Shen EP and Surawicz CM. The changing face of Clostridium difficile: What treatment options remain? Am J Gastroenterol 2007 Dec; 102:2789.
Comment
The authors proposed that hyperproduction of toxin by the NAP1/027 strain might render vancomycin relatively less effective because overwhelming amounts of toxin already have bound to receptors by the time the drug arrives in the colon.
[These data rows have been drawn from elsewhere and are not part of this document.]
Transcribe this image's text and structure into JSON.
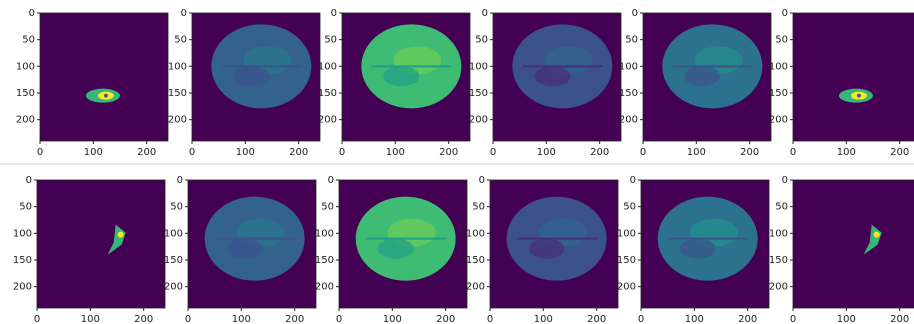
{
  "chart_data": [
    {
      "type": "image",
      "xlim": [
        0,
        240
      ],
      "ylim": [
        240,
        0
      ],
      "xticks": [
        0,
        100,
        200
      ],
      "yticks": [
        0,
        50,
        100,
        150,
        200
      ]
    },
    {
      "type": "image",
      "xlim": [
        0,
        240
      ],
      "ylim": [
        240,
        0
      ],
      "xticks": [
        0,
        100,
        200
      ],
      "yticks": [
        0,
        50,
        100,
        150,
        200
      ]
    },
    {
      "type": "image",
      "xlim": [
        0,
        240
      ],
      "ylim": [
        240,
        0
      ],
      "xticks": [
        0,
        100,
        200
      ],
      "yticks": [
        0,
        50,
        100,
        150,
        200
      ]
    },
    {
      "type": "image",
      "xlim": [
        0,
        240
      ],
      "ylim": [
        240,
        0
      ],
      "xticks": [
        0,
        100,
        200
      ],
      "yticks": [
        0,
        50,
        100,
        150,
        200
      ]
    },
    {
      "type": "image",
      "xlim": [
        0,
        240
      ],
      "ylim": [
        240,
        0
      ],
      "xticks": [
        0,
        100,
        200
      ],
      "yticks": [
        0,
        50,
        100,
        150,
        200
      ]
    },
    {
      "type": "image",
      "xlim": [
        0,
        240
      ],
      "ylim": [
        240,
        0
      ],
      "xticks": [
        0,
        100,
        200
      ],
      "yticks": [
        0,
        50,
        100,
        150,
        200
      ]
    },
    {
      "type": "image",
      "xlim": [
        0,
        240
      ],
      "ylim": [
        240,
        0
      ],
      "xticks": [
        0,
        100,
        200
      ],
      "yticks": [
        0,
        50,
        100,
        150,
        200
      ]
    },
    {
      "type": "image",
      "xlim": [
        0,
        240
      ],
      "ylim": [
        240,
        0
      ],
      "xticks": [
        0,
        100,
        200
      ],
      "yticks": [
        0,
        50,
        100,
        150,
        200
      ]
    },
    {
      "type": "image",
      "xlim": [
        0,
        240
      ],
      "ylim": [
        240,
        0
      ],
      "xticks": [
        0,
        100,
        200
      ],
      "yticks": [
        0,
        50,
        100,
        150,
        200
      ]
    },
    {
      "type": "image",
      "xlim": [
        0,
        240
      ],
      "ylim": [
        240,
        0
      ],
      "xticks": [
        0,
        100,
        200
      ],
      "yticks": [
        0,
        50,
        100,
        150,
        200
      ]
    },
    {
      "type": "image",
      "xlim": [
        0,
        240
      ],
      "ylim": [
        240,
        0
      ],
      "xticks": [
        0,
        100,
        200
      ],
      "yticks": [
        0,
        50,
        100,
        150,
        200
      ]
    },
    {
      "type": "image",
      "xlim": [
        0,
        240
      ],
      "ylim": [
        240,
        0
      ],
      "xticks": [
        0,
        100,
        200
      ],
      "yticks": [
        0,
        50,
        100,
        150,
        200
      ]
    }
  ]
}
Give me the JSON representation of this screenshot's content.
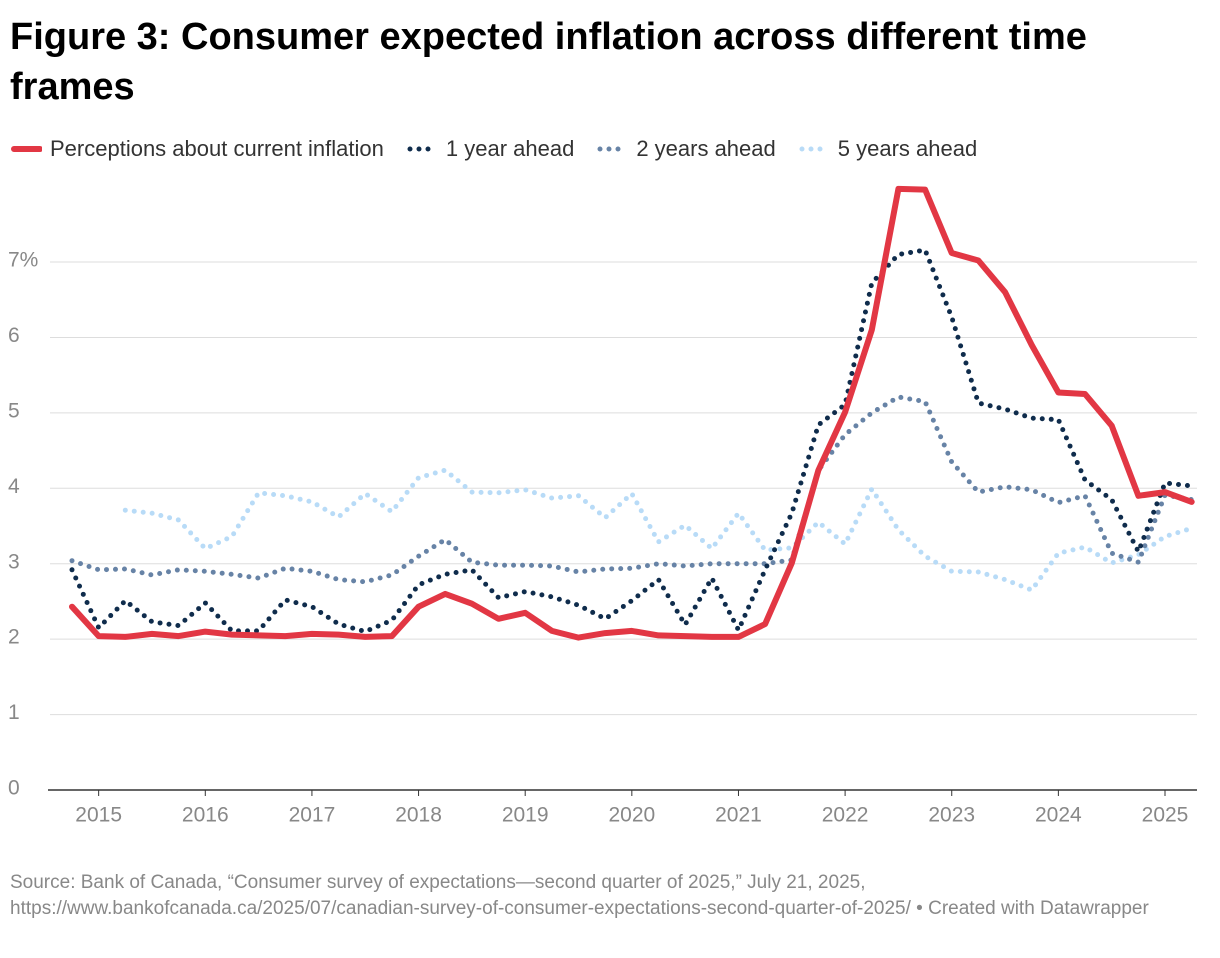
{
  "chart_data": {
    "type": "line",
    "title": "Figure 3: Consumer expected inflation across different time frames",
    "source": "Source: Bank of Canada, “Consumer survey of expectations—second quarter of 2025,” July 21, 2025, https://www.bankofcanada.ca/2025/07/canadian-survey-of-consumer-expectations-second-quarter-of-2025/ • Created with Datawrapper",
    "x": [
      2014.75,
      2015,
      2015.25,
      2015.5,
      2015.75,
      2016,
      2016.25,
      2016.5,
      2016.75,
      2017,
      2017.25,
      2017.5,
      2017.75,
      2018,
      2018.25,
      2018.5,
      2018.75,
      2019,
      2019.25,
      2019.5,
      2019.75,
      2020,
      2020.25,
      2020.5,
      2020.75,
      2021,
      2021.25,
      2021.5,
      2021.75,
      2022,
      2022.25,
      2022.5,
      2022.75,
      2023,
      2023.25,
      2023.5,
      2023.75,
      2024,
      2024.25,
      2024.5,
      2024.75,
      2025,
      2025.25
    ],
    "xlim": [
      2014.6,
      2025.3
    ],
    "xticks": [
      2015,
      2016,
      2017,
      2018,
      2019,
      2020,
      2021,
      2022,
      2023,
      2024,
      2025
    ],
    "ylim": [
      0,
      8
    ],
    "yticks": [
      0,
      1,
      2,
      3,
      4,
      5,
      6,
      {
        "value": 7,
        "label": "7%"
      }
    ],
    "grid": true,
    "series": [
      {
        "name": "Perceptions about current inflation",
        "color": "#e23744",
        "style": "solid",
        "values": [
          2.43,
          2.04,
          2.03,
          2.07,
          2.04,
          2.1,
          2.06,
          2.05,
          2.04,
          2.07,
          2.06,
          2.03,
          2.04,
          2.43,
          2.6,
          2.47,
          2.27,
          2.35,
          2.11,
          2.02,
          2.08,
          2.11,
          2.05,
          2.04,
          2.03,
          2.03,
          2.2,
          3.01,
          4.24,
          5.01,
          6.1,
          7.97,
          7.96,
          7.12,
          7.02,
          6.6,
          5.9,
          5.27,
          5.25,
          4.83,
          3.9,
          3.95,
          3.82
        ]
      },
      {
        "name": "1 year ahead",
        "color": "#0f2c4c",
        "style": "dotted",
        "values": [
          2.92,
          2.15,
          2.51,
          2.23,
          2.18,
          2.48,
          2.11,
          2.11,
          2.52,
          2.43,
          2.2,
          2.1,
          2.25,
          2.72,
          2.86,
          2.92,
          2.55,
          2.63,
          2.56,
          2.45,
          2.27,
          2.51,
          2.79,
          2.19,
          2.81,
          2.12,
          2.92,
          3.67,
          4.84,
          5.11,
          6.72,
          7.1,
          7.16,
          6.27,
          5.13,
          5.05,
          4.93,
          4.91,
          4.11,
          3.85,
          3.16,
          4.07,
          4.03
        ]
      },
      {
        "name": "2 years ahead",
        "color": "#6783a6",
        "style": "dotted",
        "values": [
          3.04,
          2.92,
          2.93,
          2.85,
          2.92,
          2.9,
          2.86,
          2.81,
          2.94,
          2.9,
          2.79,
          2.76,
          2.85,
          3.1,
          3.32,
          3.02,
          2.98,
          2.98,
          2.97,
          2.89,
          2.93,
          2.94,
          3.0,
          2.97,
          3.0,
          3.0,
          3.0,
          3.05,
          4.24,
          4.71,
          5.0,
          5.21,
          5.15,
          4.35,
          3.95,
          4.02,
          3.98,
          3.81,
          3.9,
          3.14,
          3.02,
          3.91,
          3.85
        ]
      },
      {
        "name": "5 years ahead",
        "color": "#b8dbf7",
        "style": "dotted",
        "values": [
          null,
          null,
          3.71,
          3.67,
          3.58,
          3.2,
          3.36,
          3.94,
          3.9,
          3.82,
          3.62,
          3.93,
          3.69,
          4.14,
          4.24,
          3.95,
          3.94,
          3.98,
          3.87,
          3.9,
          3.61,
          3.93,
          3.29,
          3.51,
          3.2,
          3.67,
          3.18,
          3.21,
          3.55,
          3.26,
          3.99,
          3.45,
          3.1,
          2.9,
          2.89,
          2.79,
          2.65,
          3.14,
          3.22,
          3.01,
          3.12,
          3.36,
          3.47
        ]
      }
    ]
  }
}
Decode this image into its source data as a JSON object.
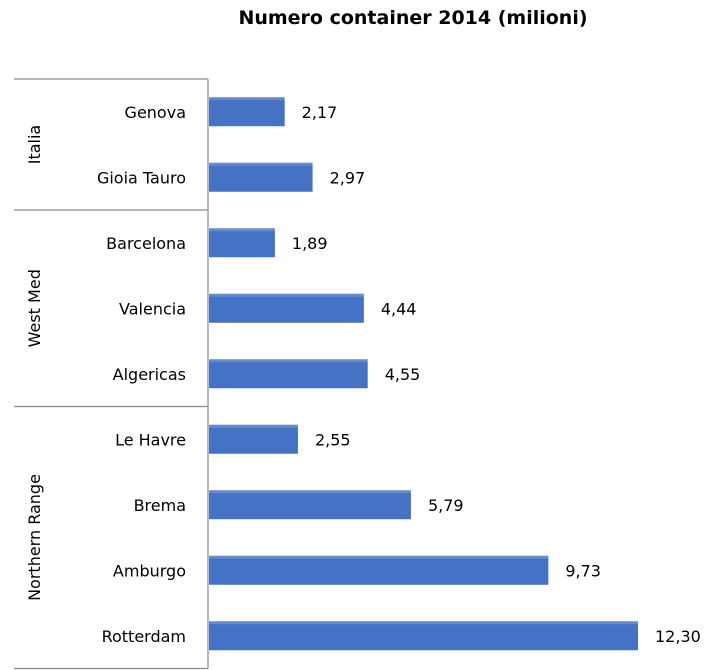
{
  "chart_data": {
    "type": "bar",
    "orientation": "horizontal",
    "title": "Numero container 2014 (milioni)",
    "xlabel": "",
    "ylabel": "",
    "xlim": [
      0,
      12.3
    ],
    "grid": false,
    "legend": "none",
    "bar_color": "#4472C4",
    "groups": [
      {
        "label": "Italia",
        "categories": [
          "Genova",
          "Gioia Tauro"
        ]
      },
      {
        "label": "West Med",
        "categories": [
          "Barcelona",
          "Valencia",
          "Algericas"
        ]
      },
      {
        "label": "Northern Range",
        "categories": [
          "Le Havre",
          "Brema",
          "Amburgo",
          "Rotterdam"
        ]
      }
    ],
    "categories": [
      "Genova",
      "Gioia Tauro",
      "Barcelona",
      "Valencia",
      "Algericas",
      "Le Havre",
      "Brema",
      "Amburgo",
      "Rotterdam"
    ],
    "values": [
      2.17,
      2.97,
      1.89,
      4.44,
      4.55,
      2.55,
      5.79,
      9.73,
      12.3
    ],
    "value_labels": [
      "2,17",
      "2,97",
      "1,89",
      "4,44",
      "4,55",
      "2,55",
      "5,79",
      "9,73",
      "12,30"
    ]
  }
}
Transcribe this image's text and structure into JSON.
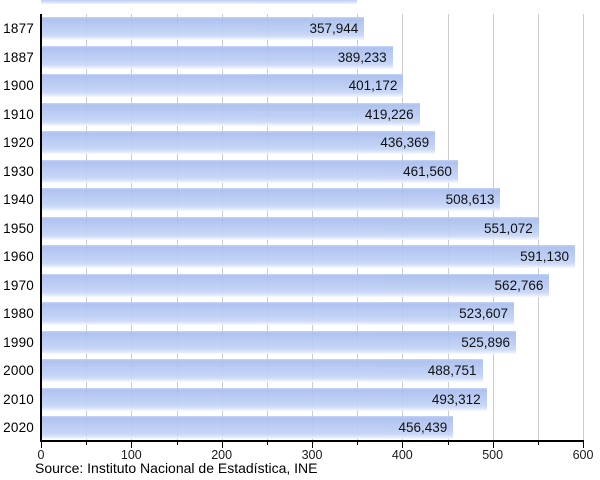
{
  "chart_data": {
    "type": "bar",
    "orientation": "horizontal",
    "title": "",
    "categories": [
      "1877",
      "1887",
      "1900",
      "1910",
      "1920",
      "1930",
      "1940",
      "1950",
      "1960",
      "1970",
      "1980",
      "1990",
      "2000",
      "2010",
      "2020"
    ],
    "values": [
      357944,
      389233,
      401172,
      419226,
      436369,
      461560,
      508613,
      551072,
      591130,
      562766,
      523607,
      525896,
      488751,
      493312,
      456439
    ],
    "value_labels": [
      "357,944",
      "389,233",
      "401,172",
      "419,226",
      "436,369",
      "461,560",
      "508,613",
      "551,072",
      "591,130",
      "562,766",
      "523,607",
      "525,896",
      "488,751",
      "493,312",
      "456,439"
    ],
    "xlabel": "",
    "ylabel": "",
    "x_axis": {
      "range": [
        0,
        600
      ],
      "tick_labels": [
        "0",
        "100",
        "200",
        "300",
        "400",
        "500",
        "600"
      ],
      "major_tick_step": 100,
      "minor_tick_step": 50,
      "scale_note": "axis units are thousands of inhabitants"
    },
    "grid": {
      "vertical_step": 50,
      "color": "#cccccc"
    },
    "legend": "none",
    "bar_color": "#b6c8f3",
    "bar_edge_top_color": "#a9beee",
    "label_position": "inside-end",
    "source": "Source: Instituto Nacional de Estadística, INE"
  }
}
Editorialists summarize the approaches being considered by CDAD experts during the era of NAP1/027. These approaches include use of preventive measures, alternative strategies with vancomycin (e.g., rectal administration), other antibiotics such as rifaximin or nitazoxanide, and — in targeted, high-risk populations — empirical therapy.